The nvme is mounted as data=ordered
/dev/nvme0n1p1 /mnt/nvme ext4 defaults,data=ordered 0 2 in fstab

It used to work, I have not idea why it has broken down.

There are similar issues [1] [2]
But those are both because of usage of non Quadro or Tesla GPU. But I believe that A4000 is supported

Hi,
Thanks for sharing cufile.log. It seems the error is coming from the nvidia_fs driver. Just to make sure, I would suggest to recompile nvidia_fs driver and load that on the new upgraded kernel. If you still see the issue, please do the following and share dmesg output and /var/log/kern.log file.

echo 3 | sudo tee /sys/module/nvidia_fs/parameters/dbg_enabled

Hey, I removed nvidia-fs and reinstalled it. I still have no success :(
Here are my files after enabling your debugging command.
mydmesg.log (196.3 KB
kern.log (3.0 MB)

@rmitra Sorry for the pings, but any tips ahead?

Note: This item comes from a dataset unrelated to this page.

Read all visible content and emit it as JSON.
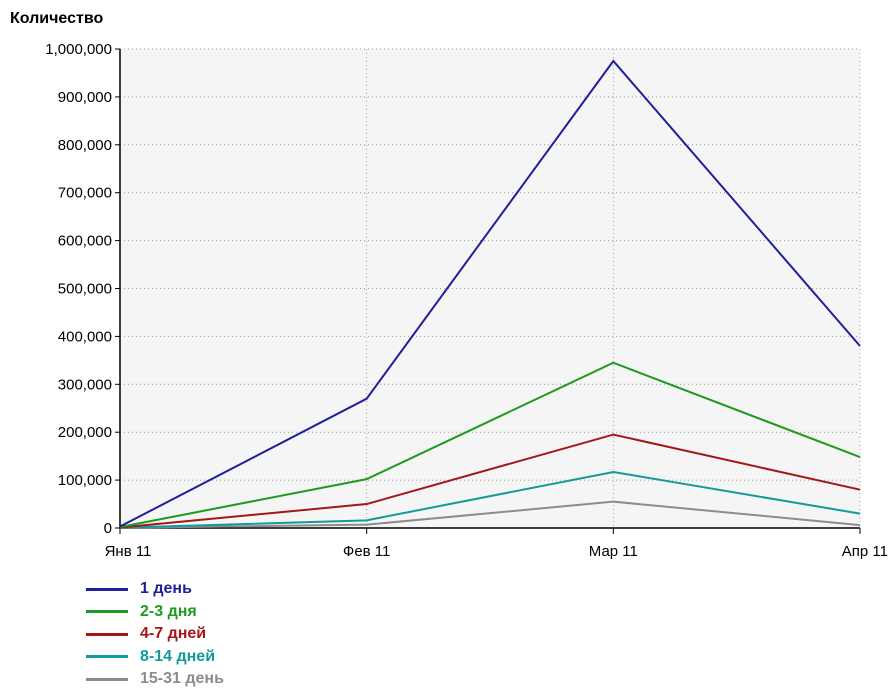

Just making sure, did you recompile the driver before installing it ? Here is the GitHub link for the driver: GitHub - NVIDIA/gds-nvidia-fs: NVIDIA GPUDirect Storage Driver.

@rmitra
Yes I did, it did not work :(
After running ./cufile_sample_001 /mnt/nvme/bar 0
mydmesg.log (48.4 KB)
cufile.log (75.6 KB)

Also, one thing I observed
export CONFIG_MOFED_VERSION=$(ofed_info -s | cut -d '-' -f 2) [From build guide of nvidia_fs]
This results in

$ echo $CONFIG_MOFED_VERSION
internal

Is this supposed to be correct? I installed doca-ofed using doca-extra.

Also, thanks a lot for your time and response.